J Formos Med Assoc. 2009 Mar;108(3):219-23

Authors: Chen CZ, Fan PS, Lin CC, Lee CH, Hsiue TR

BACKGROUND/PURPOSE: Severe community-acquired pneumonia (CAP) is associated with high hospital mortality, and accurate assessment of patients is important for supporting clinical decision making. The Pneumonia Severity Index (PSI) is a good tool for predicting disease severity, especially in the low-risk group of patients with CAP. We investigated whether the change in PSI measurement after admission could identify patients at high risk of mortality from CAP. METHODS: We prospectively studied 250 inpatients with CAP. PSI was measured at admission and 72 hours later at a tertiary referral medical center from May 2005 to February 2006. The initial and repeated PSI results were compared. Hospital mortality was used as the outcome measure.

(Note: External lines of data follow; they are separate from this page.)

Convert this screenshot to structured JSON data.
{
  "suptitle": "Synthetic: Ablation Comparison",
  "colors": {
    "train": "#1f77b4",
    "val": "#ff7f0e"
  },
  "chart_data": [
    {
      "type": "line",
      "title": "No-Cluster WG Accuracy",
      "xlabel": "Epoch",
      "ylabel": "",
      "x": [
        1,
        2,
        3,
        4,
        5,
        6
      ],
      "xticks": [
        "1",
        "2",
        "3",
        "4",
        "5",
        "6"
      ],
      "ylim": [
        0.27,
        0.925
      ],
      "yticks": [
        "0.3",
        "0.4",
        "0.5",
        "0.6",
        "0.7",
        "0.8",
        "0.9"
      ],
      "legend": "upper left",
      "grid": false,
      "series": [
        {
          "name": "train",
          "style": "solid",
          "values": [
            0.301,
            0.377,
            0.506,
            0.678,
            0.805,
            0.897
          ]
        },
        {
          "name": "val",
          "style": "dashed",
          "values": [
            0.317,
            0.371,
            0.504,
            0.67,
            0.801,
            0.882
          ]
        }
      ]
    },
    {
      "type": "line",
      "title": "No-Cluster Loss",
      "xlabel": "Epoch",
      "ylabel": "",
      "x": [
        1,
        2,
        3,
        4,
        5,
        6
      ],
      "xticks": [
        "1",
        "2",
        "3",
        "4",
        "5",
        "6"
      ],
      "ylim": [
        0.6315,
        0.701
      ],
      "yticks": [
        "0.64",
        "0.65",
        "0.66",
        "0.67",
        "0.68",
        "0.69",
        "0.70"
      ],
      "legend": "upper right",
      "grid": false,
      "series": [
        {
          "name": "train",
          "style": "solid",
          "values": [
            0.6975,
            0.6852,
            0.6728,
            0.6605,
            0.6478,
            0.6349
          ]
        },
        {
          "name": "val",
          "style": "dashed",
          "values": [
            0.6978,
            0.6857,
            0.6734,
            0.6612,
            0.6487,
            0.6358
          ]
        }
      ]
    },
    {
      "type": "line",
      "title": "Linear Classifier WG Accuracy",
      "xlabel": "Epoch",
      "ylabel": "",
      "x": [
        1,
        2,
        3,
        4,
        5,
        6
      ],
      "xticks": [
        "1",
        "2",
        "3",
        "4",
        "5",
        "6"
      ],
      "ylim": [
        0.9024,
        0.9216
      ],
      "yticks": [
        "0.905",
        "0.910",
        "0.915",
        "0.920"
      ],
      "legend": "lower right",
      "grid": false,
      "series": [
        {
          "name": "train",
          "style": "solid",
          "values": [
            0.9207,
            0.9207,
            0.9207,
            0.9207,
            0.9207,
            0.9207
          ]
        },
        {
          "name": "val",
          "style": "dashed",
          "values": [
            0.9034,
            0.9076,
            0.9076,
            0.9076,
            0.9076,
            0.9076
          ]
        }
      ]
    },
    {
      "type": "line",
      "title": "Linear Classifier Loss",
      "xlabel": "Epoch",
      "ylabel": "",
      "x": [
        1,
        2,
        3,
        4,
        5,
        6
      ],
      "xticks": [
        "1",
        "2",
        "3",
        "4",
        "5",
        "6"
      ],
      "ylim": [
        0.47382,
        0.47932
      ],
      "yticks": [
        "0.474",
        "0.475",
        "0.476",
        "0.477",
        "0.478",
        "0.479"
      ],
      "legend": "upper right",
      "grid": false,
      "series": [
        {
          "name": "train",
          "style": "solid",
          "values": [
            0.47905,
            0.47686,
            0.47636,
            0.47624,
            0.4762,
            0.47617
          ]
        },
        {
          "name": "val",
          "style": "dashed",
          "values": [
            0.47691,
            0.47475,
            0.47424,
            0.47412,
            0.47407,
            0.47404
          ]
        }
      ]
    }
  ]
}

RESULTS: Initial PSI in high-risk patients (PSI class > IV) had a low specificity (37%), and a low positive predictive value (PPV) (17%). Increased repeated PSI score, as compared with initial score, was associated with an increased mortality rate (from 7.8% to 33.3% in class IV, and 25.3% to 53.3% in class V; p < 0.0001), and improved the predictive value, with 94% specificity and a PPV of 46% for mortality in high-risk patients. CONCLUSION: Increased PSI score, 72 hours after admission, for patients with CAP improved the predictive value of PSI score and more accurately identified patients with a high risk of mortality.